KS3 / KS4 / GCSE History: The transport revolution

PROFESSOR JEREMY BLACK:'The industrial revolution in the 18th Century had seen unprecedented improvements to Britain's transport network.' But it was next great advance in transport technology

PROFESSOR JEREMY BLACK:that truly enabled Wedgewood and his ilk to expand. The impact is still in the landscape to this day. These were the canals - the motorways of the 18th Century. 'Once again private entrepreneurs lead the way.

Wedgewood had noted that the canal, built by James Brindley to bring coal from the Manchester coal fields to the river Mersey'

PROFESSOR JEREMY BLACK:'reduced its cost by half. He thought a canal connecting his pottery's in Stoke-On-Trent could bring clay from the Mersey and flint for glazes from the river Trent. Andrew Watts is a canal historian.'

ANDREW WATTS:To bring in the sort of materials that one canal barge would bring in with one horse and one man, would have taken at least 100 pack horses and mules in the 18th Century.

PROFESSOR JEREMY BLACK:'Wedgewood used his great powers of persuasion to garner the support of the North Staffordshire MP's and peers.

And sent a petition to parliament to set up a company to build the Trent and Mersey canal. But there was a problem. The route of the waterway took it through the rolling hills of Staffordshire.'

PROFESSOR JEREMY BLACK:'This difficult terrain demanded that Brindley undertake one of the greatest engineering feats of the time.'

ANDREW WATTS:See you later.

PROFESSOR JEREMY BLACK:'The digging of the Harecastle tunnel, north of Stoke-On-Trent.'

ANDREW WATTS:The tunnel is 2880 yards.

ANDREW WATTS:From one end to the other, so that's well over a mile and a half getting on for two miles.

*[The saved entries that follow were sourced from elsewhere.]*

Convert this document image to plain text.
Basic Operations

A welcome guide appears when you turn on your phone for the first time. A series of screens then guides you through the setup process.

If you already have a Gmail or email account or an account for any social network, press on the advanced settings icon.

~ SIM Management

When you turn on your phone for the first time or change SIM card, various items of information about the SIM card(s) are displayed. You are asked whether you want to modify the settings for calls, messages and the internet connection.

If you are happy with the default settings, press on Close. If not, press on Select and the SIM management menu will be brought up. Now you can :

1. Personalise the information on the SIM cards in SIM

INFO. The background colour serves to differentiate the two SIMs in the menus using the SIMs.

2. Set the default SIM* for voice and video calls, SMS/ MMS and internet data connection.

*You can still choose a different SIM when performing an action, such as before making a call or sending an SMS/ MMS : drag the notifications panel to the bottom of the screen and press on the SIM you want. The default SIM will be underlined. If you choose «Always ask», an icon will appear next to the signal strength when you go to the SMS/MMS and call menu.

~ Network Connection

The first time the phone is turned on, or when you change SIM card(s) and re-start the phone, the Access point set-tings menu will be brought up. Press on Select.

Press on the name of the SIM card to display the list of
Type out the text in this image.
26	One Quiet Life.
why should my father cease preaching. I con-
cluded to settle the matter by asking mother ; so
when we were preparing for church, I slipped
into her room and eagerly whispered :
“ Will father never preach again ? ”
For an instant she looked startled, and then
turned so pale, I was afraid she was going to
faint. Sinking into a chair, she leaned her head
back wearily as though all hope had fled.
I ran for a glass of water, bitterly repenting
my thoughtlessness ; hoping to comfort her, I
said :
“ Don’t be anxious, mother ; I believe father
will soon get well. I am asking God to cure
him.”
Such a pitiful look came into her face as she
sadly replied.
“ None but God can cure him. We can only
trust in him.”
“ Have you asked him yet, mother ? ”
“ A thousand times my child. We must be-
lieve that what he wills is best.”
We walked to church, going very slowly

Four times longer than the longest tunnel built anywhere in the world. Up to that point.

PROFESSOR JEREMY BLACK:And how did they build it?

ANDREW WATTS:They built it by hand, picks, shovels and blasting powder. Using very basic surveying equipment, they built it straight.

PROFESSOR JEREMY BLACK:How did they get through it?

ANDREW WATTS:Well, they didn't have an engine, of course.

PROFESSOR JEREMY BLACK:No.

ANDREW WATTS:They had to leg through the tunnel Two men would lie on their backs, on the boards on the boat with their feet on the tunnel wall and they would walk the boat through.

PROFESSOR JEREMY BLACK:Roughly, how long would that have taken?

ANDREW WATTS:That would have taken them about two hours.

Very hard work.

PROFESSOR JEREMY BLACK:Yeah.

PROFESSOR JEREMY BLACK:'The Trent and Mersey canal opened in 1777, five years late. But within a few decades narrow boats were carrying over a quarter of a million tonnes of goods annually through the tunnel. By greatly reducing the cost of transporting goods to and from Stoke-On-Trent, the canal helped the potteries'

PROFESSOR JEREMY BLACK:'become one of the great ceramic centres of the world.

And in the process made its shareholders, including Josiah Wedgewood, very rich. These canals were built across Britain. Linking coasts and navigable rivers, and transforming the profitability of British industry.'

PROFESSOR JEREMY BLACK:If I had to pick a symbol for the early industrial revolution - it would be the canal.

Which dramatically cut the cost of taking raw materials to factories and the finished goods on to market.